Florida Republicans Split on Cutting Aid to Egypt
Around the State
Last week, the Obama administration cut foreign and military aid to Egypt, leading conservatives in Florida to divide on the issue. The administration based its decision, which includes canceling military exercises with Egypt and stopping F-16 fighters slated for service for that African nation, based upon the military’s removal of President Mohammed Morsi in August.
“The United States wants to see Egypt succeed, and we believe the U.S.-Egypt partnership will be strongest when Egypt is represented by an inclusive, democratically-elected civilian government based on the rule of law, fundamental freedoms, and an open and competitive economy,” a senior official told the media in a conference call on Wednesday. “Now I say that because I think our assistance – our decisions on assistance -- should be seen with those fundamental points in mind. We want to see Egypt succeed and we want to see Egypt have an inclusive democracy.
Senior administration officials spoke to the press on Wednesday to stress “the United States and Egypt have a longstanding partnership and many shared interests” while adding cutting aid could help “inclusive democracy” succeed there.

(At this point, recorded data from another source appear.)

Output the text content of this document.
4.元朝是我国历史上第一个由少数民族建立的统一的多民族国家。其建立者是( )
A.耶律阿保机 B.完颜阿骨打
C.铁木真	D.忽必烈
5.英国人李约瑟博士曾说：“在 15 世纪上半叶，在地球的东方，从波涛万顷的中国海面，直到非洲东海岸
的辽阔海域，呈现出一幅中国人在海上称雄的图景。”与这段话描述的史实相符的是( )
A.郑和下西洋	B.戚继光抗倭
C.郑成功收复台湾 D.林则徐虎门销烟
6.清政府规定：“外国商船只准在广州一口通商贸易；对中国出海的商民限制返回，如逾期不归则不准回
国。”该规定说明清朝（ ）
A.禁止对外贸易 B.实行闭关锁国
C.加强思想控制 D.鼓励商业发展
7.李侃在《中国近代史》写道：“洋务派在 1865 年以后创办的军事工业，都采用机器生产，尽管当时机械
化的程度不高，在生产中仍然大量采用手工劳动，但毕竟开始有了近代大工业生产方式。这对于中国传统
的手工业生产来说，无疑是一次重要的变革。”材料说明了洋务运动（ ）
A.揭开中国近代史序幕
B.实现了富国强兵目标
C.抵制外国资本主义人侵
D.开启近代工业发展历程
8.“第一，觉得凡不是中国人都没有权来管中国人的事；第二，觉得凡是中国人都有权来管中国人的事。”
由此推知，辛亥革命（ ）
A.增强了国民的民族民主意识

“Now since then, we recognize, and the president noted this in his remarks to the General Assembly a couple of weeks ago, that Mohammed Morsi was democratically elected, but he proved unwilling or unable to govern in a way that was fully inclusive,” the official continued. “Now since then, the interim government that replaced him last summer, we recognized had the support of millions of Egyptians who believed that that revolution had taken a wrong turn. But we think that it, too, has made decisions inconsistent with inclusive democracy, which sort of leads us to where we are now.”

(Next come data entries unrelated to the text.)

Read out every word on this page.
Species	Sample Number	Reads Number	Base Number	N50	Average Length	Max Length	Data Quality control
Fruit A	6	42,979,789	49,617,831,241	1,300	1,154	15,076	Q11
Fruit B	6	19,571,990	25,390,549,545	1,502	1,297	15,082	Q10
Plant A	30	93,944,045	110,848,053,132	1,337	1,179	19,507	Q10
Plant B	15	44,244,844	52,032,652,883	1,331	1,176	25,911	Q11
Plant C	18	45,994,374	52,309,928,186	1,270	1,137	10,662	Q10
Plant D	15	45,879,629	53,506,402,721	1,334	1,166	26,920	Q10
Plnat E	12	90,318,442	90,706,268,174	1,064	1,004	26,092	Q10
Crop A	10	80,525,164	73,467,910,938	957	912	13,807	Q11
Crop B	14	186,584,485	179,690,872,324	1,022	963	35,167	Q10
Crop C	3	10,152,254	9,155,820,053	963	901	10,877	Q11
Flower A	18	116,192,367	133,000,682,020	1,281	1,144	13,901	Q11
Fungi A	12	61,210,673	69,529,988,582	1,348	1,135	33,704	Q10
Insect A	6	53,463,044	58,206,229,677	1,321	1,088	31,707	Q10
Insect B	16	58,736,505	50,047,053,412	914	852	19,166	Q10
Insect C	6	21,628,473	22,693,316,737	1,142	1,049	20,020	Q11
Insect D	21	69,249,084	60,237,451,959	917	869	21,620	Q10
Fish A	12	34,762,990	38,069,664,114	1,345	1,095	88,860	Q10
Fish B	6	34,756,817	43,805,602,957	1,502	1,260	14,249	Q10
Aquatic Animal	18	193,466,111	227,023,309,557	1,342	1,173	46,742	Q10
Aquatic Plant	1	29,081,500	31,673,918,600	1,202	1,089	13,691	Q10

With the U.S. estimated to be cutting aid to Egypt by hundreds of millions, U.S. Rep. Vern Buchanan, R-Fla., had rare kind words for President Barack Obama on Wednesday .
“I commend the president for taking significant steps toward ending the practice of financially aiding a foreign government that has not proven worthy of our hard-earned American tax dollars,” Buchanan said. “For years, I have been urging Washington to take a more pragmatic approach to foreign aid rather than trying to purchase influence at any price. Hopefully this approach will serve as the cornerstone of foreign policy, not just for Egypt but in our dealings with every country across the globe.

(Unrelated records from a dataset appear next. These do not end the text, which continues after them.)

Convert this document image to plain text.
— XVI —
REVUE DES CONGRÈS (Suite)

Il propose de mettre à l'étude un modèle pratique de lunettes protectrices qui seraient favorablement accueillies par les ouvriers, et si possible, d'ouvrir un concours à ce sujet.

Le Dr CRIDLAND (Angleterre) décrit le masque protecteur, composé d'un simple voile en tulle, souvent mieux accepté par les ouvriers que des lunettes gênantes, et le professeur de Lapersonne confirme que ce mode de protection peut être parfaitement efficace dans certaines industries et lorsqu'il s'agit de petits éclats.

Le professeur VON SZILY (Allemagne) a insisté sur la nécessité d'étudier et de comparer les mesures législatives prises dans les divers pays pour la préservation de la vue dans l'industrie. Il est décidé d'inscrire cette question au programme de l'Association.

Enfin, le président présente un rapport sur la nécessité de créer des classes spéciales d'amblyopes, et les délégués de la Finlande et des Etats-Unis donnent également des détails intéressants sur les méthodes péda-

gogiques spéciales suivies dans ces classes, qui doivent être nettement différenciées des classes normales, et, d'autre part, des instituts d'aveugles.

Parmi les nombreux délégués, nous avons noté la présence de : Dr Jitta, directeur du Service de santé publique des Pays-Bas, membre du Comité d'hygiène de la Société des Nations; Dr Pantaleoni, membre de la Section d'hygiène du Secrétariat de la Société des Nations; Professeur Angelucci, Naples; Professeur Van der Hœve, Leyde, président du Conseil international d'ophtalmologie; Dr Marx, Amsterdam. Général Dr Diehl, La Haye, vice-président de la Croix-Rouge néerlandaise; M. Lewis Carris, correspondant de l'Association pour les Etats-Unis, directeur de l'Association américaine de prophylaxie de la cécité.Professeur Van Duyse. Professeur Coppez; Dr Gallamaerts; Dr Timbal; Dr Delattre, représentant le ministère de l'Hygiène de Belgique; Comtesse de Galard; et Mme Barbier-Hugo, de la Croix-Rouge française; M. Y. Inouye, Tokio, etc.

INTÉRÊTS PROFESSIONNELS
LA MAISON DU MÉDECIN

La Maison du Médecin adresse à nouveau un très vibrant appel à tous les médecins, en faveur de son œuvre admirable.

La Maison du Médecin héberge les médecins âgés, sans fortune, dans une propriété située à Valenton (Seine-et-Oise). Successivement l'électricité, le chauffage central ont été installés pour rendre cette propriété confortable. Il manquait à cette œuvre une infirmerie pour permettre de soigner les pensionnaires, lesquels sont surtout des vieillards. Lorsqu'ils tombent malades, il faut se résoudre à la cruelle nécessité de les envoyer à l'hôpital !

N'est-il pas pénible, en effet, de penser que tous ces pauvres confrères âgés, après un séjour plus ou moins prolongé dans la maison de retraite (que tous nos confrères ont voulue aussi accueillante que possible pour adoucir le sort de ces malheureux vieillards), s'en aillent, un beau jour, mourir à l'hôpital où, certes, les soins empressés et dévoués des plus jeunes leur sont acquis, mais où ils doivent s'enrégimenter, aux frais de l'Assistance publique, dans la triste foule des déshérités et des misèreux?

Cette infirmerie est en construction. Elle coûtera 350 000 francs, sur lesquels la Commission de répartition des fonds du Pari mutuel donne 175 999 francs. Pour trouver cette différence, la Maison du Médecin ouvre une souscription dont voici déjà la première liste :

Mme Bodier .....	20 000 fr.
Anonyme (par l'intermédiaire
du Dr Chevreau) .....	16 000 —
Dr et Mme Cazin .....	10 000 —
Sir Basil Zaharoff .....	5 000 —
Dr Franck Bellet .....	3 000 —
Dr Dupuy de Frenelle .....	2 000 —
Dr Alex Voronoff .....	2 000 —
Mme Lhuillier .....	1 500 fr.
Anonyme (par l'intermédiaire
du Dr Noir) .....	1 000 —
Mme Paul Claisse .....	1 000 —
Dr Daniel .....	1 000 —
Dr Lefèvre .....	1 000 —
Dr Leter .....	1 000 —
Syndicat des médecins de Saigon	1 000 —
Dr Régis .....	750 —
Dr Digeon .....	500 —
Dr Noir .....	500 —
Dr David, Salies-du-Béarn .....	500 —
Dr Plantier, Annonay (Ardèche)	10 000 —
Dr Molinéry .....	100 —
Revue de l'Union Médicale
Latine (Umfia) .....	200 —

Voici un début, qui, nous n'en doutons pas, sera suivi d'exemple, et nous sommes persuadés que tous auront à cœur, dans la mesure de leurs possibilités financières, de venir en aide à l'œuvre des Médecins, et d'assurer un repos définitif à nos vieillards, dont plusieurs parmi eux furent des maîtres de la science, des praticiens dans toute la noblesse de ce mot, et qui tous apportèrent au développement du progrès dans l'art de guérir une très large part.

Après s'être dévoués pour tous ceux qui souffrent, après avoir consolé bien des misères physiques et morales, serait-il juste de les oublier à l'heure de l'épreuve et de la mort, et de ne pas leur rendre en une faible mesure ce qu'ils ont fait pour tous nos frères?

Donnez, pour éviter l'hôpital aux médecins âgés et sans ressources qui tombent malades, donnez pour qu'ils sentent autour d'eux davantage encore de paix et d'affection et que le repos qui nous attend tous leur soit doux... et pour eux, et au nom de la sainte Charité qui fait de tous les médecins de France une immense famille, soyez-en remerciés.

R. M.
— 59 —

“As America’s debt continues to skyrocket, we need to be focusing on policies that grow the U.S. economy, create jobs and reduce the massive federal deficit,” Buchanan added. “It’s time to put America first.”
Buchanan has crafted a bill to suspend military and foreign aid to Egypt which has received, on average, $2 billion from the U.S. since 1979.
But another Republican from the Sunshine State criticized the decision, attacking Obama on a host of fronts and calling for U.S. Defense Secretary Chuck Hagel to resign.
“It is not just that the Obama shutdown strategy is to inflict pain on American citizens, he is also using it to punish our once best Arab ally, Egypt,” former U.S. Rep. Allen West insisted on Friday. “It seems that Obama has chosen this moment to shut off aid to Egypt, under the guise of the government slimdown, right as his Muslim Brotherhood buddies are stepping up their terrorist attacks against Egyptians, especially Coptic Christians.
“You are not going to hear a peep from Obama about the persecution of the Copts from his ‘moderate’ comrades who represent the granddaddy of radical Islamist terrorism,” West continued. “He cuts off aid to an Egypt that has been thrown into a vicious sectarian, civil war of his doing through support of a Muslim Brotherhood government.”
While he lost to Democrat Patrick Murphy in 2012, West has opened the door to a political comeback in 2016. In recent weeks, West has said he would consider running for the U.S. Senate if U.S. Sen. Marco Rubio, R-Fla., runs for the presidency.